A public API at api.example.com and apiv2.example.com
A web application at app.example.com
A CDN-fronted asset server at cdn.example.com
A documentation site at docs.example.com
An internal admin panel at admin.example.com

One approach would be to request a single wildcard certificate for *.example.com. This covers all your subdomains and requires managing exactly one certificate. The downside is that your admin panel and public API share the same certificate, creating a larger trust boundary than strictly necessary.

Alternatively, you could split it into two SAN certificates: one covering api.example.com, apiv2.example.com, app.example.com, and cdn.example.com for your public services, and another covering admin.example.com and perhaps some other internal services. This provides better security compartmentalization.
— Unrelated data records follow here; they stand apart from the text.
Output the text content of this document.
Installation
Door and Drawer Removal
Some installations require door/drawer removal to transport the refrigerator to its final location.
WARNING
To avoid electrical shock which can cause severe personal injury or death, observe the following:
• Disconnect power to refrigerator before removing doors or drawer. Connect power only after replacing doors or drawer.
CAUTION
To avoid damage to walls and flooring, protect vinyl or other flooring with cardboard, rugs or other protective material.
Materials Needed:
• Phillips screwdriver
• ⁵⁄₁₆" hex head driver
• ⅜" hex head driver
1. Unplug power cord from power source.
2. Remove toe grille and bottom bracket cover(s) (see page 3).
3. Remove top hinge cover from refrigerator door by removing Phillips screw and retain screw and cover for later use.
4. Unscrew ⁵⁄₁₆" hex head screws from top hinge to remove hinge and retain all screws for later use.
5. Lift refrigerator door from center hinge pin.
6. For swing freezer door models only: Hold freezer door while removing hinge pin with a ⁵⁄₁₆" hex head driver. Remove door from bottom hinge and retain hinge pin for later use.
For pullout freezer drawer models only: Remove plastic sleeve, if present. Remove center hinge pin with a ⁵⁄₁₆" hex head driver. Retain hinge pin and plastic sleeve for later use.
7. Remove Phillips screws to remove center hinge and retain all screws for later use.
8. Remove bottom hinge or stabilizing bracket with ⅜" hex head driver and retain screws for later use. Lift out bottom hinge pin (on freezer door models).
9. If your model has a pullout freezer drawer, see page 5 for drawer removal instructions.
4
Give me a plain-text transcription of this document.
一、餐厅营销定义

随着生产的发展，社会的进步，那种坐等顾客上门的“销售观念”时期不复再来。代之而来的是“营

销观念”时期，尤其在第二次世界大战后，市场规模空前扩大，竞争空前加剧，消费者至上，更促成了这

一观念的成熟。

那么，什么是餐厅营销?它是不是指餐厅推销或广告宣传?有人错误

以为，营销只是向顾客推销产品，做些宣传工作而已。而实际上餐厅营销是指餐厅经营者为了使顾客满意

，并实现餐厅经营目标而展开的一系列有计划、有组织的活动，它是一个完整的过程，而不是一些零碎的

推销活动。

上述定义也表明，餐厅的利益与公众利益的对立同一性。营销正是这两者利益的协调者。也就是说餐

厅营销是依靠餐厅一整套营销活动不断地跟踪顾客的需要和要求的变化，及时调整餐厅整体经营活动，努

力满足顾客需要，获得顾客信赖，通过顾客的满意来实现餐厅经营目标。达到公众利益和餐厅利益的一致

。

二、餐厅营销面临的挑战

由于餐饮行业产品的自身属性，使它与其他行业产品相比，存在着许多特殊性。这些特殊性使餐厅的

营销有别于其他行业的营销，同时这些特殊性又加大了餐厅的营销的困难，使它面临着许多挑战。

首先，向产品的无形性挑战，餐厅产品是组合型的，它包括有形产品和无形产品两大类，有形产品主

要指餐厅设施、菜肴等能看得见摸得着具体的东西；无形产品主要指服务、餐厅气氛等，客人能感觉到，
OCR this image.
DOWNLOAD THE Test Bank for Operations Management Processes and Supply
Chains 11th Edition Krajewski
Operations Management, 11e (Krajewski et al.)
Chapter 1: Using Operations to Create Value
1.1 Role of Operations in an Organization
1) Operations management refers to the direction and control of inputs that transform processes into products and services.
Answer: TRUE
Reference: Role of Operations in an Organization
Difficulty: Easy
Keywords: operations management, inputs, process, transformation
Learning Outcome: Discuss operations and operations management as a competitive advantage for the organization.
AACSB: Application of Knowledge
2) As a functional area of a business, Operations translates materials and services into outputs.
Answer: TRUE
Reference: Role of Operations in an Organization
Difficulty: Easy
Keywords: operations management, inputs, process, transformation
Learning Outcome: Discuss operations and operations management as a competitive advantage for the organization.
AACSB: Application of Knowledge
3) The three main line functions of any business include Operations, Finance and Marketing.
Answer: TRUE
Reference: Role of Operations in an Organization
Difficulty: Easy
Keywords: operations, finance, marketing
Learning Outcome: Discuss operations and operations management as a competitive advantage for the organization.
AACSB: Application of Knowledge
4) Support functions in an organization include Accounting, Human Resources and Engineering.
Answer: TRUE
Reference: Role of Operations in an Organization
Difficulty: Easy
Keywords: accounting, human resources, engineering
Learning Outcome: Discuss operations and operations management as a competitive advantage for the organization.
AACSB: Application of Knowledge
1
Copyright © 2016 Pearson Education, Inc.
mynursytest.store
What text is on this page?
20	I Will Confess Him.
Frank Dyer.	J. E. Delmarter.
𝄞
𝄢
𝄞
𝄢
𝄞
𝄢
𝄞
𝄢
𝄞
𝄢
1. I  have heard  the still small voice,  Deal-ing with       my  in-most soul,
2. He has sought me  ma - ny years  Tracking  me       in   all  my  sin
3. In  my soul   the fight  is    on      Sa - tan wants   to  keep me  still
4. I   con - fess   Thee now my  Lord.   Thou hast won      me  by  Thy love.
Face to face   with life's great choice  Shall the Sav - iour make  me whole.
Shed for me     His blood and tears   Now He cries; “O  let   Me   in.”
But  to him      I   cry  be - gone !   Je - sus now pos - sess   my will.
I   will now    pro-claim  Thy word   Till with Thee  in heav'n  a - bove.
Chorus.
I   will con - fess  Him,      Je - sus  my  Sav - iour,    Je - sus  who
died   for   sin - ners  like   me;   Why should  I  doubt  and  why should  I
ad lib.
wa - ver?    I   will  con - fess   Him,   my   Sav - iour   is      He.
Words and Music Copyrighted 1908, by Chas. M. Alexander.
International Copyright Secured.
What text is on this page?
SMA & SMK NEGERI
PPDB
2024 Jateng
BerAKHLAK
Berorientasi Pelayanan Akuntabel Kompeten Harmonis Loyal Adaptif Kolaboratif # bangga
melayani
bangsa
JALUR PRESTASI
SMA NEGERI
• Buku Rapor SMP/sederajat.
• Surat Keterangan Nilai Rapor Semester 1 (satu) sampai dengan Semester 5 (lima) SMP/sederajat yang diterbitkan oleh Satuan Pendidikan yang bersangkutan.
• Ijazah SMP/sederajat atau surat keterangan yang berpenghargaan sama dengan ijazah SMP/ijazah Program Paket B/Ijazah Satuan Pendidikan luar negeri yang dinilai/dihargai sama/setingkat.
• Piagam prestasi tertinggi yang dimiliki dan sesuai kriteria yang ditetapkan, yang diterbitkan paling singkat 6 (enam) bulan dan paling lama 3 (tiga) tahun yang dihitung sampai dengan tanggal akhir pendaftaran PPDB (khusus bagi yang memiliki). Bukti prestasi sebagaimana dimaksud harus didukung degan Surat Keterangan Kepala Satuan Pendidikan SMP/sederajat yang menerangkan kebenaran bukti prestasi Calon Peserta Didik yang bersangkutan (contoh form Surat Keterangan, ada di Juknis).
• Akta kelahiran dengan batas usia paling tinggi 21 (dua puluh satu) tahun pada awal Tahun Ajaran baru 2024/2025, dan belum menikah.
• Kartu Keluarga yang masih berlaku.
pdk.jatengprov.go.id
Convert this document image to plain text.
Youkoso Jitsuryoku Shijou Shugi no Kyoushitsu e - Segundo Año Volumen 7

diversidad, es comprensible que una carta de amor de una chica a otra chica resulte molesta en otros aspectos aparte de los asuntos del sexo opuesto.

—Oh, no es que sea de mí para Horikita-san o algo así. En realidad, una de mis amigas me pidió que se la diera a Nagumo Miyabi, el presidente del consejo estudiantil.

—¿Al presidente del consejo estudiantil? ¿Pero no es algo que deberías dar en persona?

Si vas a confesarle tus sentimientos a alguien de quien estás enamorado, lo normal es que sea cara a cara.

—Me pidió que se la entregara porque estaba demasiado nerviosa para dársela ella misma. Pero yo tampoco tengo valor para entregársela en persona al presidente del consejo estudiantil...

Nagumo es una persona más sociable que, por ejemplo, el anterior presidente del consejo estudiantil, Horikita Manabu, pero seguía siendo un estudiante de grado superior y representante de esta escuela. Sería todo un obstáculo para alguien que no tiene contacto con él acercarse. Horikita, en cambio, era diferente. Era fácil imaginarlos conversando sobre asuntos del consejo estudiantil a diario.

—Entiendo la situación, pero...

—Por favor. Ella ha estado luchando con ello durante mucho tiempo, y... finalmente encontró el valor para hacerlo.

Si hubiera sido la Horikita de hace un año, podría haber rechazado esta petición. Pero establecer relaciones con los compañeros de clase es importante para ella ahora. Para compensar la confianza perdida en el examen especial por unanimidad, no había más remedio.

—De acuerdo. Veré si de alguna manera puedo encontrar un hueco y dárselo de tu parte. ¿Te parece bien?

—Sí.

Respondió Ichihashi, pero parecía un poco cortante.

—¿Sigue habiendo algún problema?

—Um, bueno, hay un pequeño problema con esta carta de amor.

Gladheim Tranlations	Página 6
Or you could use a wildcard for *.example.com plus additional SANs for specific needs, such as if you later need to support api.partner-domain.com for third-party integrations.

Each approach is valid; the choice depends on your specific security requirements, operational preferences, and the structure of your domains.

Conclusion#

Wildcard and SAN certificates are powerful tools for managing TLS encryption across multiple domains and subdomains in AWS. Wildcard certificates provide operational simplicity when you have a clear subdomain hierarchy, while SAN certificates offer flexibility and explicit control when your domain landscape is more complex or spans multiple parent domains. The hybrid approach—combining wildcards with additional SANs—gives you the best of both worlds for many real-world scenarios.

The fact that ACM manages certificates for free and handles renewal automatically removes a significant operational burden from your infrastructure. Focus on choosing the certificate strategy that best fits your domain structure and security posture, configure it once with proper DNS validation, and let ACM take care of the rest. Your future self will thank you when you’re not scrambling to renew dozens of individual certificates.